The two Idealists were dumbfounded. They declared they had never gone so far as to envisage action of that kind. In any event, they would give him an answer on that point later.
Angelin returned to the North and waited in vain for the Idealists5 answer. His eyes became ever hollower. He spoke less and less. And that was when the uncle from the country came on his visit. He too was full of rancor and deeply disappointed. In his view, the country was going to the dogs. Decline and decay were everywhere to be seen. Courage and honor, which he had expected to be reinvigorated by the fall of Communism, were losing ever more ground. The only hope lay in the resurrection of the old customary law. The doreras, the executioners, had been the flower of the country’s youth. Unlike their counterparts today, who played bingo until dawn, the doreras had gone bravely toward their own death…. Angelin listened to this talk with utter disdain.
He had never had any particular respect for the Kanun, and he would no doubt have continued listening to his uncle in the same way, that is to say, with indifference, if in the flood of the old man’s words there hadn’t been three or four that struck him and entered his head like well-aimed nails.

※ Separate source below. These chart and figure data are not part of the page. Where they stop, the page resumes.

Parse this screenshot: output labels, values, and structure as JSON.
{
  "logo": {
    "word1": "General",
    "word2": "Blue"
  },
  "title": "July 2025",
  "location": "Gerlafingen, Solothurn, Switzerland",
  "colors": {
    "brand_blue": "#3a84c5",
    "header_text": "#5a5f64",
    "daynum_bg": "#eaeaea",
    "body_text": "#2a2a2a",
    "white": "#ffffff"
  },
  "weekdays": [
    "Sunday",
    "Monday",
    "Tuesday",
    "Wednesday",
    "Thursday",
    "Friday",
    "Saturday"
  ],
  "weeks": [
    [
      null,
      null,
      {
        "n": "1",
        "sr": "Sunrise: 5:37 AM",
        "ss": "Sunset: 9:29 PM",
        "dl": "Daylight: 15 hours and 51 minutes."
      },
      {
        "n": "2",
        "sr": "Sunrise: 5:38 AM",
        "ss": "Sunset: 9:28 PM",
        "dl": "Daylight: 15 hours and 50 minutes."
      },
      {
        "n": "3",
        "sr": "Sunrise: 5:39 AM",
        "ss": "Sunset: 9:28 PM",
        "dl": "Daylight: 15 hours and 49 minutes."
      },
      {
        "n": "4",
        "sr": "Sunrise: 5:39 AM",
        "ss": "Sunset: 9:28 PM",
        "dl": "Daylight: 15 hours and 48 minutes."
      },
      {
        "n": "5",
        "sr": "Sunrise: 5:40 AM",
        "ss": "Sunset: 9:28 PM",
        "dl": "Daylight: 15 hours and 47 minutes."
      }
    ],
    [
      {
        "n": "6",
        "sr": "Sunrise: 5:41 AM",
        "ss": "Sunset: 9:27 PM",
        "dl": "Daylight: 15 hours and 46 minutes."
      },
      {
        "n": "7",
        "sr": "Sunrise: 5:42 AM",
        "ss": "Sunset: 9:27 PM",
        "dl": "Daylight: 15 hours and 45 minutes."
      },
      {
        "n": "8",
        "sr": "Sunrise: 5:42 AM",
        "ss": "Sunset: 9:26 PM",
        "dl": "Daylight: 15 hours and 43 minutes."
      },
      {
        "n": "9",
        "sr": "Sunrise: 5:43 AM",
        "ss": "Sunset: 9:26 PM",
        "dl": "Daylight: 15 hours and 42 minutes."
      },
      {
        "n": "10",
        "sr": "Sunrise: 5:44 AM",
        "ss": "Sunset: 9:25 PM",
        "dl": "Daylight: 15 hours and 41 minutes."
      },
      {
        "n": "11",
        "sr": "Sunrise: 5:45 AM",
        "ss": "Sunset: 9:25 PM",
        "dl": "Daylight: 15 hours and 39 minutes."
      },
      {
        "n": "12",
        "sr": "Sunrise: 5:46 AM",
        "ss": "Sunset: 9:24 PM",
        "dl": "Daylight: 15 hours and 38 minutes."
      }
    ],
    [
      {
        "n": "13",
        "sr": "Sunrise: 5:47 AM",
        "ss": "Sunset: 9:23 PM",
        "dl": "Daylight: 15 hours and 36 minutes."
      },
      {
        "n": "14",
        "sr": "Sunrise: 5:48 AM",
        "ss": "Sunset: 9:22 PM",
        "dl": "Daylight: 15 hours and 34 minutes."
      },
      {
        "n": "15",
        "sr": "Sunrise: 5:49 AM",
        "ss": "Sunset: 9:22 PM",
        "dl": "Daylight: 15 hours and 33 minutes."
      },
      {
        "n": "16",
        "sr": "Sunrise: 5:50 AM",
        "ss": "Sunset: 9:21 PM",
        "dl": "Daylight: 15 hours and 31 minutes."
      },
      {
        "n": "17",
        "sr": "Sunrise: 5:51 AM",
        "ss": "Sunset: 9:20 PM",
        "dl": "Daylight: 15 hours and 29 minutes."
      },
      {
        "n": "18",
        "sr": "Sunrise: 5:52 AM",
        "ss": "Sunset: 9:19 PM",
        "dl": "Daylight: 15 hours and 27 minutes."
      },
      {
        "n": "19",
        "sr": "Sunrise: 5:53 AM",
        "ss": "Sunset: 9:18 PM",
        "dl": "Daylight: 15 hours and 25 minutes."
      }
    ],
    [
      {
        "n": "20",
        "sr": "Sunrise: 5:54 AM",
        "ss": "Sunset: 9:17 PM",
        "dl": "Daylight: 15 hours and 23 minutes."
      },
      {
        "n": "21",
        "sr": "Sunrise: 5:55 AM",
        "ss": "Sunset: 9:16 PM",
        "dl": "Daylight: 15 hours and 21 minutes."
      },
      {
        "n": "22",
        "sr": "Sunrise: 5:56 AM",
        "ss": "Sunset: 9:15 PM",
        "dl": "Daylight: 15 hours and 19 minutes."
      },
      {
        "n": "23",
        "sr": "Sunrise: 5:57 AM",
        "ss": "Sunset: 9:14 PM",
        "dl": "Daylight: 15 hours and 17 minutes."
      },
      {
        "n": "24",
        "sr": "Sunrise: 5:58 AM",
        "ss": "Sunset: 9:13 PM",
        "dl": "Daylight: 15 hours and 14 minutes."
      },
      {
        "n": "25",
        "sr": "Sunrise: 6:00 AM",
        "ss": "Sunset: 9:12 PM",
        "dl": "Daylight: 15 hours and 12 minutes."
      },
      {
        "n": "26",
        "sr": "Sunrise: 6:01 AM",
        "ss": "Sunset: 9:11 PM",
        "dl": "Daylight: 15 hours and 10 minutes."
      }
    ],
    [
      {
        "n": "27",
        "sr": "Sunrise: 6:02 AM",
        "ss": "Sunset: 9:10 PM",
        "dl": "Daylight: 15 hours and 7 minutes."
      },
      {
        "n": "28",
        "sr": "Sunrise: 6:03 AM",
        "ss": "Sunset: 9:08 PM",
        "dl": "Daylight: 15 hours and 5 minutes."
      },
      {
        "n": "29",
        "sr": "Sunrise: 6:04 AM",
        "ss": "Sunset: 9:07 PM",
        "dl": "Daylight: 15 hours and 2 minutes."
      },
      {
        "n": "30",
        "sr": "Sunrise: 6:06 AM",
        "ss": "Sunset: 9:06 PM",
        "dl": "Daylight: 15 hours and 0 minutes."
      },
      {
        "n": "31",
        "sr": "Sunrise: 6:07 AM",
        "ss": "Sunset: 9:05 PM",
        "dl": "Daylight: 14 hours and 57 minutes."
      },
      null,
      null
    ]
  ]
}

Those young executioners, the country’s hope, had no thought for gain, the uncle had said. They were ready to run in the precisely opposite direction: to their loss.
These words left Angelin stunned. The uncle had gone on talking, longer than he ever talked before, until his nephew interrupted him to ask if there were not blood to be claimed by their family.
From one moment to the next, the uncle’s speech slowed down, became as heavy and bare as the flagstones in a mausoleum. Yes, within their very own family, there was a blood that had not been taken back. That was the very reason that he had taken to the roads in midwinter. The Communists may have stolen their pastures and a part of their herd, but they couldn’t take away the command of the blood. Yes, sure, they had tried to do that too. At school and in meetings they had said time and again that young people should be ready to lay down their lives for the ideas of Lenin, but everyone knew now that that business was finished…. Yes, so there was a blood to be reclaimed by their family, and neither he, nor his children, nor his children’s children, would ever be able to escape it.